壽春殿這座殿宇歷史悠久,卻並不是歷來皇帝居所,雖然各朝皇帝都會憑著自己的喜好選擇所居宮殿,但這裡,通常都是為了太后準備的,哪怕與正殿相隔不遠,到底偏了。
從這宮殿的選址上,任青便有些明白呂棟的意思了,作繭自縛,說得就是他那種人,明明已經想好要怎樣一步步往下走,但看著別人踩到自己頭上,到底還是有些不順意,哪怕這個人是自己捧上去的,哪怕這個時間不會太長。
要幾天呢?
任青並不想要多等待,他等得起,但只怕某些人卻沒耐性等下去了。
宮殿中自有宮女,有些是當時就留在宮殿中的,有些時候後來那些投降來的將軍大臣找來的,良莠不齊之下,對於任青這位陛下,都恭敬到了十分,至於曲歌,那個從來不會逢迎的早就被擠到了後面去,她也不為此所苦,遠遠站著,有些濁世清高獨賞的樣子,卻不知她看上去並沒有那麼濯清漣而不妖。

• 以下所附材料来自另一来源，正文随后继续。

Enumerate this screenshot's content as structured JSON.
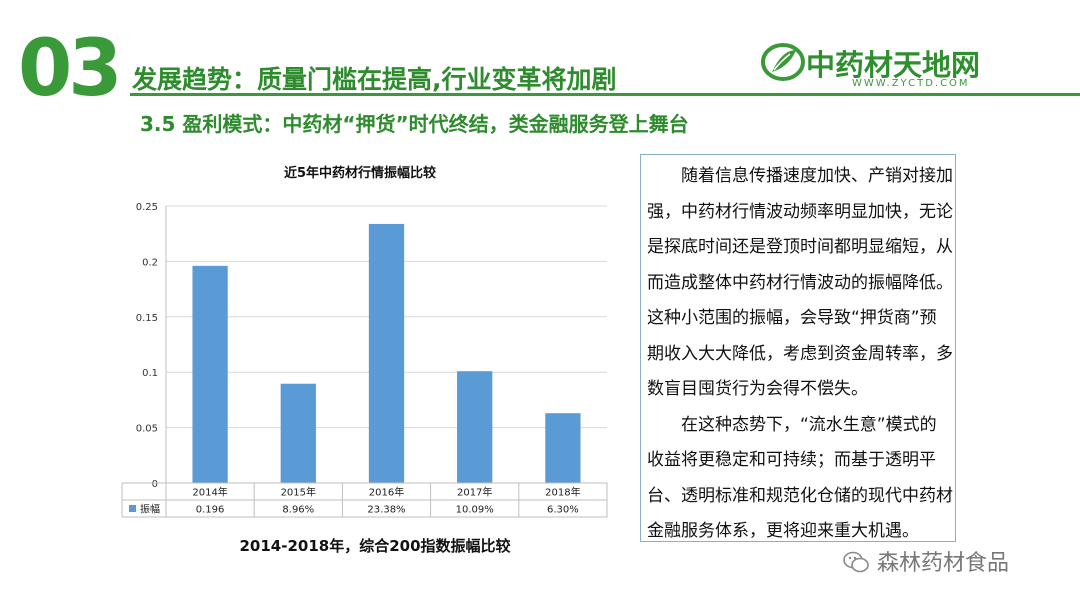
{
  "header": {
    "section_number": "03",
    "title": "发展趋势：质量门槛在提高,行业变革将加剧",
    "subtitle": "3.5  盈利模式：中药材“押货”时代终结，类金融服务登上舞台"
  },
  "logo": {
    "name": "中药材天地网",
    "url": "WWW.ZYCTD.COM"
  },
  "chart_data": {
    "type": "bar",
    "title": "近5年中药材行情振幅比较",
    "categories": [
      "2014年",
      "2015年",
      "2016年",
      "2017年",
      "2018年"
    ],
    "series": [
      {
        "name": "振幅",
        "values": [
          0.196,
          0.0896,
          0.2338,
          0.1009,
          0.063
        ],
        "labels": [
          "0.196",
          "8.96%",
          "23.38%",
          "10.09%",
          "6.30%"
        ]
      }
    ],
    "yticks": [
      "0",
      "0.05",
      "0.1",
      "0.15",
      "0.2",
      "0.25"
    ],
    "ylim": [
      0,
      0.25
    ],
    "grid": true,
    "bar_color": "#5b9bd5",
    "data_table": true
  },
  "chart_caption": "2014-2018年，综合200指数振幅比较",
  "text": {
    "paragraphs": [
      "随着信息传播速度加快、产销对接加强，中药材行情波动频率明显加快，无论是探底时间还是登顶时间都明显缩短，从而造成整体中药材行情波动的振幅降低。这种小范围的振幅，会导致“押货商”预期收入大大降低，考虑到资金周转率，多数盲目囤货行为会得不偿失。",
      "在这种态势下，“流水生意”模式的收益将更稳定和可持续；而基于透明平台、透明标准和规范化仓储的现代中药材金融服务体系，更将迎来重大机遇。"
    ]
  },
  "watermark": "森林药材食品",
  "colors": {
    "accent": "#3a9a3a",
    "bar": "#5b9bd5"
  }
}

華麗的皇袍加身,並不是之前那一身,這一身早就有裁製好的衣料,如此一來,倒是十分合適。
誰不喜歡穿舒適的衣服呢?
任青的臉上露出了些愉悅來,身上也自然顯現出了幾分氣度,不是做皇帝的氣度,他從沒做過,不知道皇帝該有怎樣的氣度,但他穿上了這身龍袍,便是怎樣的氣度,都是皇帝的氣度了。
他的血脈是貨真價實的皇室血脈,他的氣度,是數次穿越養成的優越漠然的姿態,若是著意收斂也還罷了,此時此刻,隨著這身衣袍顯現出來,變成了一種天生的高人一等。
被內官簇擁著,任青榻上御輦,腳不沾塵地上了祭台,祭祀天地,這是每一任帝王登基之前都要做的事情,也唯有祭天之後坐在那個皇座之上,他才算是真正的真龍天子。
真龍天子,這世間,又哪裡有真龍呢?
任青的臉上掛著似有還無的笑容,目光漠視過一片人頭,對那些激動萬分的人群沒有一絲一毫的留意,他們之前便已經見過,很多人還都對他表示了忠心,那副“老臣早就盼著這一天”的臉孔,外人看了,還以為他們是多麼忠心的大臣,實際上呢?若不是被逼無奈地投降了,一個個還不都是土皇帝一樣聽詔不聽宣。